Keep in mind that, to solve one of the top banking issues today, attracting talent in this increasingly tight labor market requires a solid cultural “offering,” part of which should be “our commitment to training and developing you.” By investing in employee development and robust onboarding, banks will become employers of choice for the talent they need to build customer loyalty and grow over the long term. And in the process, they’ll build a strong workforce capable of delivering exceptional customer experiences and adapting to evolving customer needs.
The bottom line: It’s all about people. Find the right people first, then the right technology and processes to make your impact scalable.
Growing the Leadership Pipeline
Mergers and acquisitions are having a big impact on the marketplace, and bank customers are feeling the impact.

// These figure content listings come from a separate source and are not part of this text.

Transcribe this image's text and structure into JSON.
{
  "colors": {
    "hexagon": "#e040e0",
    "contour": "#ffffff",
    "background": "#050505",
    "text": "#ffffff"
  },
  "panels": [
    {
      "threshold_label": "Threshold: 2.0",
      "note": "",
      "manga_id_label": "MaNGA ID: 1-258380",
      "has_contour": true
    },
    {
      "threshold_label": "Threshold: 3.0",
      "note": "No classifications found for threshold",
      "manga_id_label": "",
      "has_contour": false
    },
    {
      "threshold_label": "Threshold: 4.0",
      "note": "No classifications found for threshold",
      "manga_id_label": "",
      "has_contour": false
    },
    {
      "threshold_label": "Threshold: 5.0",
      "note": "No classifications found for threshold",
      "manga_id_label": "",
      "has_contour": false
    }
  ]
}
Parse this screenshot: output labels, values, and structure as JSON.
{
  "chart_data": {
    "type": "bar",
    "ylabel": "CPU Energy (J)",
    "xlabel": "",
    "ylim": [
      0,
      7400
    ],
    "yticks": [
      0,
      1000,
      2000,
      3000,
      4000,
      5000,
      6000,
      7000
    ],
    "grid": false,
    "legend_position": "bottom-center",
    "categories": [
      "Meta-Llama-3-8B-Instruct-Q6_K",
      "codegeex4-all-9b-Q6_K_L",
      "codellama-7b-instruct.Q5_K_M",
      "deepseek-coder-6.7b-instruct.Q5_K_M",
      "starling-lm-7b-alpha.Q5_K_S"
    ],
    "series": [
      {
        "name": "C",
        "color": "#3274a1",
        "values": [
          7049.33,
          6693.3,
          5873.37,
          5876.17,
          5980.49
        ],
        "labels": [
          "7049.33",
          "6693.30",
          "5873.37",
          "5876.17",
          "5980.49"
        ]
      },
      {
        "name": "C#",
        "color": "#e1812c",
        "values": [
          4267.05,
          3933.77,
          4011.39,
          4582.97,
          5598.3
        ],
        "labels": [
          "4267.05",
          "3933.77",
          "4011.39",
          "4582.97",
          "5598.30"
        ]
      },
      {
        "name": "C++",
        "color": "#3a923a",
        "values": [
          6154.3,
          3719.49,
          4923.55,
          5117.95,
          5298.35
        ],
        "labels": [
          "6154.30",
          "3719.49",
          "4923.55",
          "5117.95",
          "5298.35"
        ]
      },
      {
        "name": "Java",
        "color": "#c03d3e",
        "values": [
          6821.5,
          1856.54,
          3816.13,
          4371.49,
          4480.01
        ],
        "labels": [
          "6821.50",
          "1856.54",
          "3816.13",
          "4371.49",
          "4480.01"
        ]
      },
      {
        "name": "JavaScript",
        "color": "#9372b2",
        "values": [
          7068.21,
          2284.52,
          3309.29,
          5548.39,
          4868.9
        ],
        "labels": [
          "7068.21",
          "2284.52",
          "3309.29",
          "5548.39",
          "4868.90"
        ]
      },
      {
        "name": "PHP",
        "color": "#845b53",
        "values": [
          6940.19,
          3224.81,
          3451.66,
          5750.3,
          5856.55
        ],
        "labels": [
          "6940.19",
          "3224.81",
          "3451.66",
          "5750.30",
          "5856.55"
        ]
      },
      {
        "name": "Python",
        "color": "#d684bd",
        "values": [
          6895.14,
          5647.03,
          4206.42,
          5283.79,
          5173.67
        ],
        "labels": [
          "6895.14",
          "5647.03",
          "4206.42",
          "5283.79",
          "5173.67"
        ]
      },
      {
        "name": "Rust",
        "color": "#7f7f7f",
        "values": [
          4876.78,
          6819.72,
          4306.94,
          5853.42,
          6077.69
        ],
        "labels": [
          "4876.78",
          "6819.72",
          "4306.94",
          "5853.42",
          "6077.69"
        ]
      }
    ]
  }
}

Considering the fact that 4.5% of all U.S. banks today are selling, succession planning is becoming critical as senior leaders look to retire.
To help buoy the odds of a successful M&As, banks need to invest in high-performing leaders who are committed to coaching, developing a common language about sales and service, and building a values-based culture. At the recent Acquire or Be Acquired banking conference, 22% of attendees said culture and talent are the top issues when undertaking M&A.
The best, most successful mergers are those with common traits and overlapping values, and this doesn’t happen by accident. Successful M&As start with a CEO who shares a compelling vision and value proposition and then demonstrates how they’re invested in developing the people across the organization to make it happen. Develop a cultural playbook in advance, including an org chart that will take you from current state to “dream state.” Then you can develop an employee engagement and training and development plan that will support that dream state and get everyone on board with it.
Creating a Sales Culture
What many of these trends point to is the need to align service and selling so that the organization can maximize every customer interaction. Many financial services leaders and front-line employees alike struggle with this idea, though, because they worry that it will require manipulative sales tactics and drudge up other negative sales stereotypes that are in direct opposition to being service-oriented. As Robert Blumberg, CEO of Wauna Credit Union, told us, “We don’t want the member to leave the credit union not feeling good about the product or service they purchased. And likewise, we don’t want our employees to feel badly about what they’re doing. You have to believe in what you are doing and really embrace it.”
He found that a sales culture supported by a values-based selling process and effective manager coaching actually strengthened the banking service culture while delivering more value to both the bank and the customers. Not only that, the team comes to work every day feeling good about what they do. Now that’s an investment that will pay off time and again.